Aktorkę już na miesiąc przed rozpoczęciem zdjęć pochłonęły studia nad postacią: "Czułam, że łączy nas silna więź, przywiązałam się zarówno do niej jak i do całej historii. Gdy była dzieckiem, próbowała dostosować się do wizerunku kobiety, jaki miała przyjąć. Każdy z nas może się z tym utożsamić. Za wszelką cenę starała się jednak chronić swoją prywatność i nie ujawniała światu tego, co było dla niej najświętsze".

Tak jak w przypadku Beatrix Potter, Zellweger łączy z Anglią nierozerwalny związek.
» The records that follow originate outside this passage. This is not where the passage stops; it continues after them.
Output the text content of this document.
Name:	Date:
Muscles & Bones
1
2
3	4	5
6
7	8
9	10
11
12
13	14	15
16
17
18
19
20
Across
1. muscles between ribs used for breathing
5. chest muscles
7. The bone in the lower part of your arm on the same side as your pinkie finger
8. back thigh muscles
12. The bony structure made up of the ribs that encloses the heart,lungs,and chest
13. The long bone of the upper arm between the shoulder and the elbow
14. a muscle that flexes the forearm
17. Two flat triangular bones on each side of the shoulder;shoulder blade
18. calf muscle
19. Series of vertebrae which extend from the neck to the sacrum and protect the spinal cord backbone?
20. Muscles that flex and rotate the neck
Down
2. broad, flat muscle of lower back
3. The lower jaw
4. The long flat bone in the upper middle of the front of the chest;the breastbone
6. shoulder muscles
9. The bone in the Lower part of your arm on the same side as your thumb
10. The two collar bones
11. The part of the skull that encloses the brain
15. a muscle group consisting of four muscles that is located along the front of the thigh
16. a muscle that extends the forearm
Aktorkę powszechnie kojarzy się z esencjonalnie brytyjską Bridget Jones, w którą wcieliła się w przebojowych ekranizacjach powieści Helen Fielding. Jej ekranowym partnerem jest jeden z największych gwiazdorów, urodzonych w Wielkiej Brytanii, Ewan McGregor, którego Zellweger sama wytypowała do roli Normana Warne'a po udanej współpracy na planie "Do diabła z miłością".

Reklama

Nie milkną spekulacje, dlaczego, pomimo wielkiego sukcesu, Beatrix Potter porzuciła literaturę, aby poświęcić się opiece nad Krainą Jezior. Aktorka ma ten temat własną teorię: "Jej książki rodziły się za podszeptem wewnętrznego głosu. Najbliżsi określali ją jako pogodną, wiecznie szczęśliwą kobietę. Mówiono, że promieniała radością i zniewalała swoimi błękitnymi oczami. Stopniowo zmieniała swój styl życia, a literatura schodziła w nim na dalszy plan. Świadczyło to o jej rosnącym uczuciu spełnienia, odnalazła bowiem coś nowego, w czym mogła się w pełni zrealizować".
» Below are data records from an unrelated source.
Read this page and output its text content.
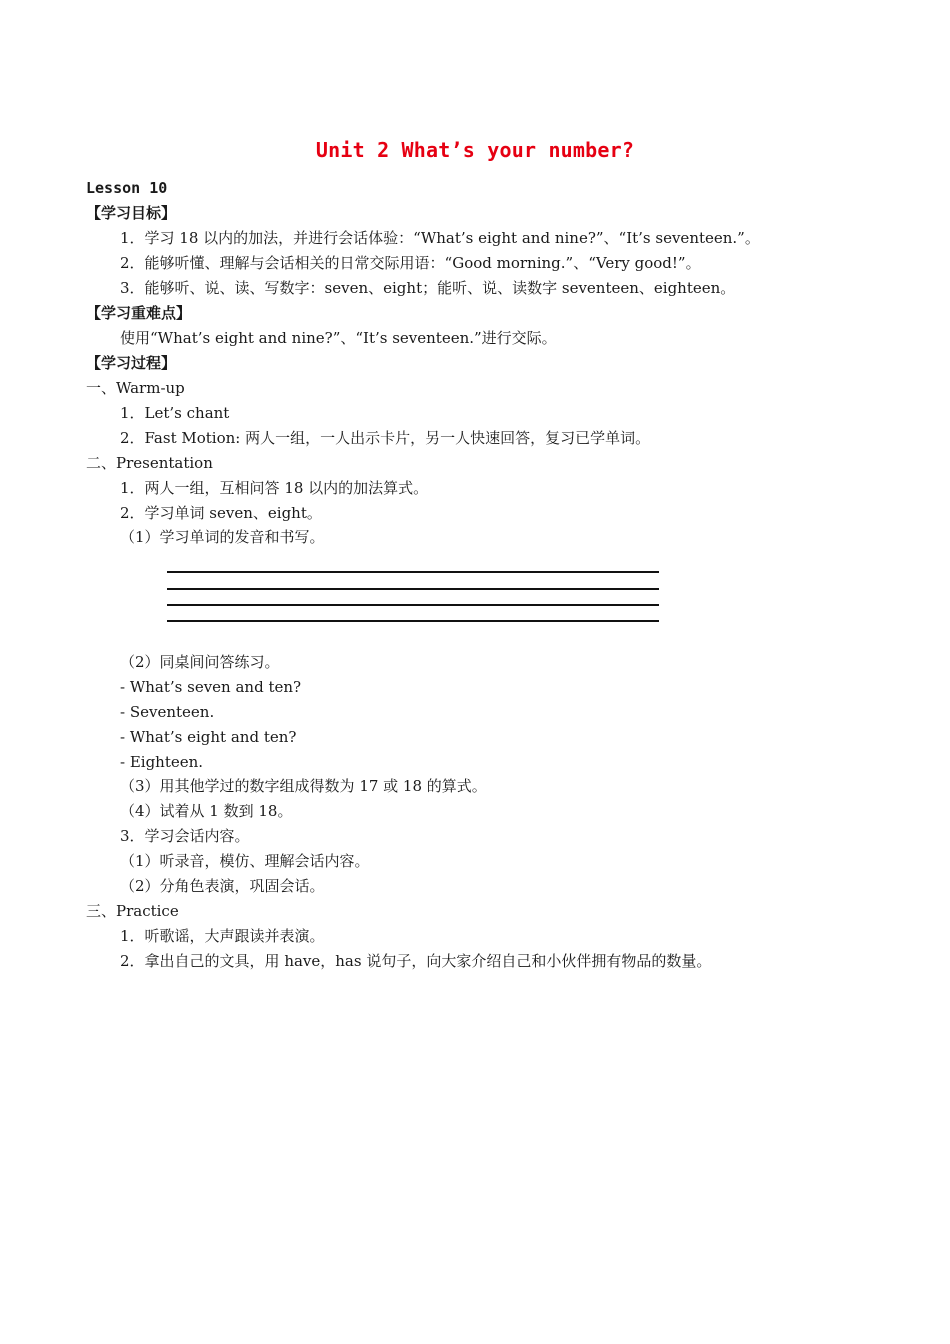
Unit 2 What’s your number?
Lesson 10
【学习目标】
1．学习 18 以内的加法，并进行会话体验：“What’s eight and nine?”、“It’s seventeen.”。
2．能够听懂、理解与会话相关的日常交际用语：“Good morning.”、“Very good!”。
3．能够听、说、读、写数字：seven、eight；能听、说、读数字 seventeen、eighteen。
【学习重难点】
使用“What’s eight and nine?”、“It’s seventeen.”进行交际。
【学习过程】
一、Warm-up
1．Let’s chant
2．Fast Motion: 两人一组，一人出示卡片，另一人快速回答，复习已学单词。
二、Presentation
1．两人一组，互相问答 18 以内的加法算式。
2．学习单词 seven、eight。
（1）学习单词的发音和书写。
（2）同桌间问答练习。
- What’s seven and ten?
- Seventeen.
- What’s eight and ten?
- Eighteen.
（3）用其他学过的数字组成得数为 17 或 18 的算式。
（4）试着从 1 数到 18。
3．学习会话内容。
（1）听录音，模仿、理解会话内容。
（2）分角色表演，巩固会话。
三、Practice
1．听歌谣，大声跟读并表演。
2．拿出自己的文具，用 have，has 说句子，向大家介绍自己和小伙伴拥有物品的数量。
Zellweger podkreśla także, że jej bohaterkę charakteryzowało szereg sprzeczności: "Była introwertyczką i nie czuła się komfortowo w dużych zbiorowiskach. Jednocześnie była niezwykle asertywna! Trzeba jednak pamiętać, że wiedzę o niej czerpiemy z opisów osób, które były wtedy dziećmi, a więc pamięć o niej mogła ulec zatarciu. Składanie części tej układanki było fascynującym przeżyciem, gdyż nic, co dotyczyło Beatrix Potter, nie wydawało się do końca pewne".

Przypuszczalnie aktorce największą przyjemność na planie "Miss Potter" sprawiało kręcenie zdjęć w ukochanej przez autorkę Krainie Jezior: "Łatwo wyczuć spokój, jaki tam znalazła. Miała dostęp do wszystkiego, czego pragnęła, co ją inspirowało. Odnalazła tam kolory, które widzimy w jej obrazach oraz ciszę, pozwalającą skupić się na otoczeniu".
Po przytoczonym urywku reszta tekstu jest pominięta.